10th November 2015
The Department of Energy and Climate Change has proposed changes to the Contracts For Difference Supplier Obligation.
The Department of Energy and Climate Change (DECC) has consulted on amendments to the Contracts For Difference (CFD) scheme. DECC stated that the purpose of the consultation was to set-out and seek views on proposals for a number of technical changes to the CFD Supplier Obligation (SO). The proposed changes are designed to improve efficiency and transparency.
By way of recap, the CFD scheme was introduced in 2014 as a new mechanism for incentivising renewable and low carbon electricity generation. The CFD scheme replaced the existing Renewables Obligation (RO) and represents a better deal for consumers according to DECC. A CFD is an agreement signed between an electricity generator (the Generator) and the Low Carbon Contracts Company (LCCC). The CFD provides a mechanism for payments to be made to Generators in return for generating electricity from low carbon sources. The LCCC collects payments from electricity suppliers (Suppliers) and uses the money to make the payments to the Generators through the SO mechanism.
The SO requires that Suppliers make a series of pre-payments comprised of an interim rate payment, paid daily at an Interim Levy Rate (ILR) governed by LCCC, and reserve payments paid quarterly which ensure that LCCC has a Total Reserve Amount (TRA) that is sufficient to pay Generators in 19 out of 20 given scenarios.
At the end of the quarter, LCCC reconciles each Supplier’s pre-payments and their proportionate share of CFD costs (i.e. money owed to Generators for generation in that quarter) in order to determine whether any over- or under-payments have been made. Where the former is the case, LCCC makes a reconciliation payment six months after the original payment was made by the Supplier.
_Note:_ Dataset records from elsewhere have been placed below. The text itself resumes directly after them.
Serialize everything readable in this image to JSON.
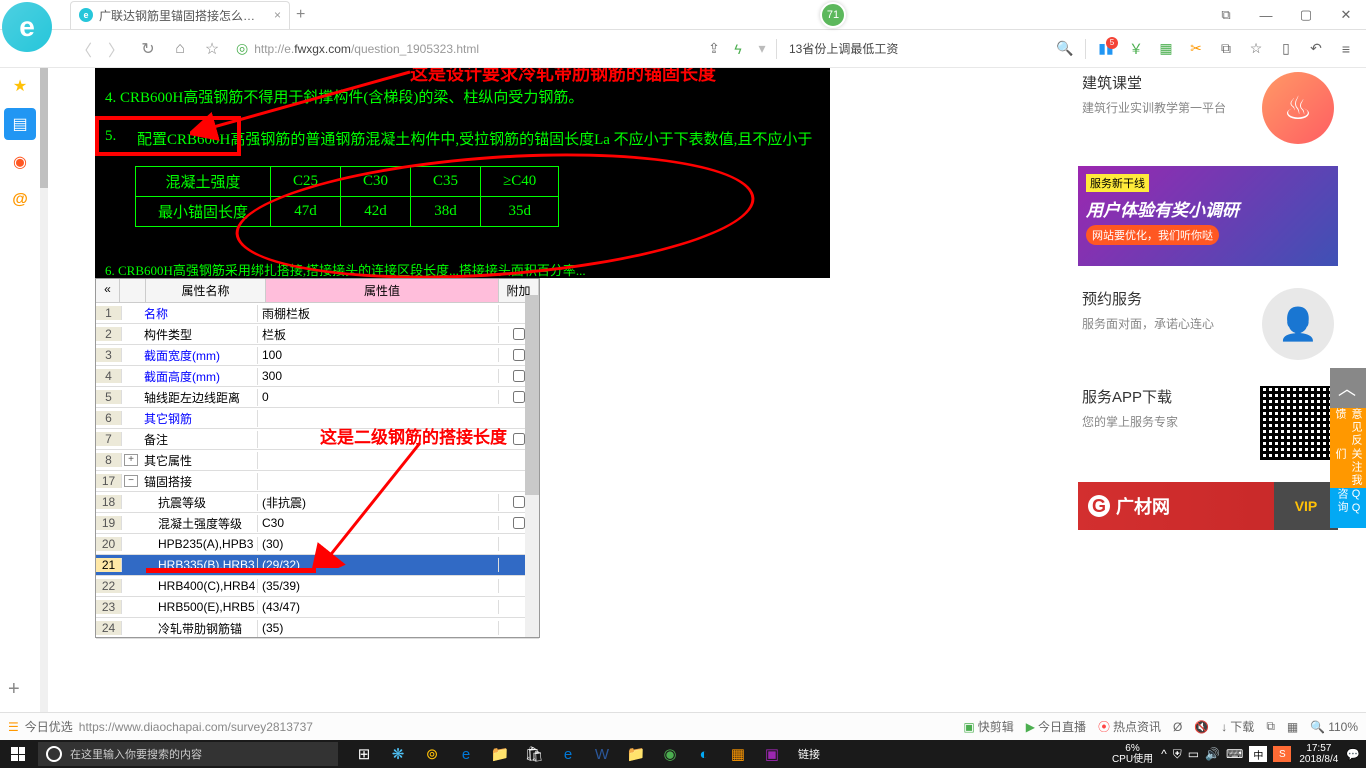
{
  "titlebar": {
    "tab_title": "广联达钢筋里锚固搭接怎么看，好",
    "badge": "71"
  },
  "addrbar": {
    "url_grey_prefix": "http://e.",
    "url_dark": "fwxgx.com",
    "url_grey_suffix": "/question_1905323.html",
    "promo": "13省份上调最低工资"
  },
  "cad": {
    "anno_top": "这是设计要求冷轧带肋钢筋的锚固长度",
    "line4": "4. CRB600H高强钢筋不得用于斜撑构件(含梯段)的梁、柱纵向受力钢筋。",
    "line5": "配置CRB600H高强钢筋的普通钢筋混凝土构件中,受拉钢筋的锚固长度La 不应小于下表数值,且不应小于",
    "line5_pre": "5.",
    "table": {
      "h1": "混凝土强度",
      "h2": "C25",
      "h3": "C30",
      "h4": "C35",
      "h5": "≥C40",
      "r1": "最小锚固长度",
      "v1": "47d",
      "v2": "42d",
      "v3": "38d",
      "v4": "35d"
    },
    "line6": "6. CRB600H高强钢筋采用绑扎搭接,搭接接头的连接区段长度...搭接接头面积百分率...",
    "anno_mid": "这是二级钢筋的搭接长度"
  },
  "prop": {
    "headers": {
      "name": "属性名称",
      "value": "属性值",
      "extra": "附加"
    },
    "rows": [
      {
        "n": "1",
        "name": "名称",
        "val": "雨棚栏板",
        "blue": true,
        "chk": false
      },
      {
        "n": "2",
        "name": "构件类型",
        "val": "栏板",
        "blue": false,
        "chk": true
      },
      {
        "n": "3",
        "name": "截面宽度(mm)",
        "val": "100",
        "blue": true,
        "chk": true
      },
      {
        "n": "4",
        "name": "截面高度(mm)",
        "val": "300",
        "blue": true,
        "chk": true
      },
      {
        "n": "5",
        "name": "轴线距左边线距离",
        "val": "0",
        "blue": false,
        "chk": true
      },
      {
        "n": "6",
        "name": "其它钢筋",
        "val": "",
        "blue": true,
        "chk": false
      },
      {
        "n": "7",
        "name": "备注",
        "val": "",
        "blue": false,
        "chk": true
      },
      {
        "n": "8",
        "name": "其它属性",
        "val": "",
        "blue": false,
        "chk": false,
        "exp": "+"
      },
      {
        "n": "17",
        "name": "锚固搭接",
        "val": "",
        "blue": false,
        "chk": false,
        "exp": "−"
      },
      {
        "n": "18",
        "name": "抗震等级",
        "val": "(非抗震)",
        "blue": false,
        "chk": true,
        "indent": true
      },
      {
        "n": "19",
        "name": "混凝土强度等级",
        "val": "C30",
        "blue": false,
        "chk": true,
        "indent": true
      },
      {
        "n": "20",
        "name": "HPB235(A),HPB3",
        "val": "(30)",
        "blue": false,
        "chk": false,
        "indent": true
      },
      {
        "n": "21",
        "name": "HRB335(B),HRB3",
        "val": "(29/32)",
        "blue": false,
        "chk": false,
        "indent": true,
        "sel": true
      },
      {
        "n": "22",
        "name": "HRB400(C),HRB4",
        "val": "(35/39)",
        "blue": false,
        "chk": false,
        "indent": true
      },
      {
        "n": "23",
        "name": "HRB500(E),HRB5",
        "val": "(43/47)",
        "blue": false,
        "chk": false,
        "indent": true
      },
      {
        "n": "24",
        "name": "冷轧带肋钢筋锚",
        "val": "(35)",
        "blue": false,
        "chk": false,
        "indent": true
      }
    ]
  },
  "rs": {
    "card1": {
      "title": "建筑课堂",
      "desc": "建筑行业实训教学第一平台"
    },
    "banner": {
      "badge": "服务新干线",
      "title": "用户体验有奖小调研",
      "sub": "网站要优化，我们听你哒"
    },
    "card2": {
      "title": "预约服务",
      "desc": "服务面对面，承诺心连心"
    },
    "card3": {
      "title": "服务APP下载",
      "desc": "您的掌上服务专家"
    },
    "bottom": "广材网"
  },
  "float": {
    "b1": "意见反馈",
    "b2": "关注我们",
    "b3": "QQ咨询"
  },
  "statusbar": {
    "left_label": "今日优选",
    "url": "https://www.diaochapai.com/survey2813737",
    "i1": "快剪辑",
    "i2": "今日直播",
    "i3": "热点资讯",
    "i5": "下载",
    "zoom": "110%"
  },
  "taskbar": {
    "search_placeholder": "在这里输入你要搜索的内容",
    "link_label": "链接",
    "cpu_pct": "6%",
    "cpu_label": "CPU使用",
    "ime1": "中",
    "ime2": "S",
    "time": "17:57",
    "date": "2018/8/4"
  }
}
The Contracts for Difference (Electricity Supplier Obligations) Regulations 2014 (ESO Regulations) came into force 1 August 2014. The technical changes that DECC have identified, following feedback received since implementation, reduce the risk to Suppliers by lowering the costs of CFDs. This saving should (at least in theory) be passed on to consumers in the form of lower bills. The changes are summarised below and the draft ESO Regulations as amended can be found here.
It has been proposed that the way in which the ILR is calculated will be modified in order to align it with Suppliers’ expected liabilities for a quarter. Similarly, the LCCC will be given the power to reduce (but not increase) the ILR without notice and within-period reconciliation of interim rate payments will be removed.
The payment period for making reconciliation payments will be reduced to five or ten working days following the issue of the relevant notice. This will prevent LCCC holding more reserves than necessary for a significant period of time. Additionally, the TRA calculation period will be adjusted to reduce the risk of a shortfall caused by the TRA being underestimated. Conversely, the LCCC will be given the power to reduce the TRA where it has been overestimated, reducing the risk of Suppliers making unnecessary payments. Furthermore, the LCCC will be given more time to issue invoices to Suppliers for reserve amounts owed.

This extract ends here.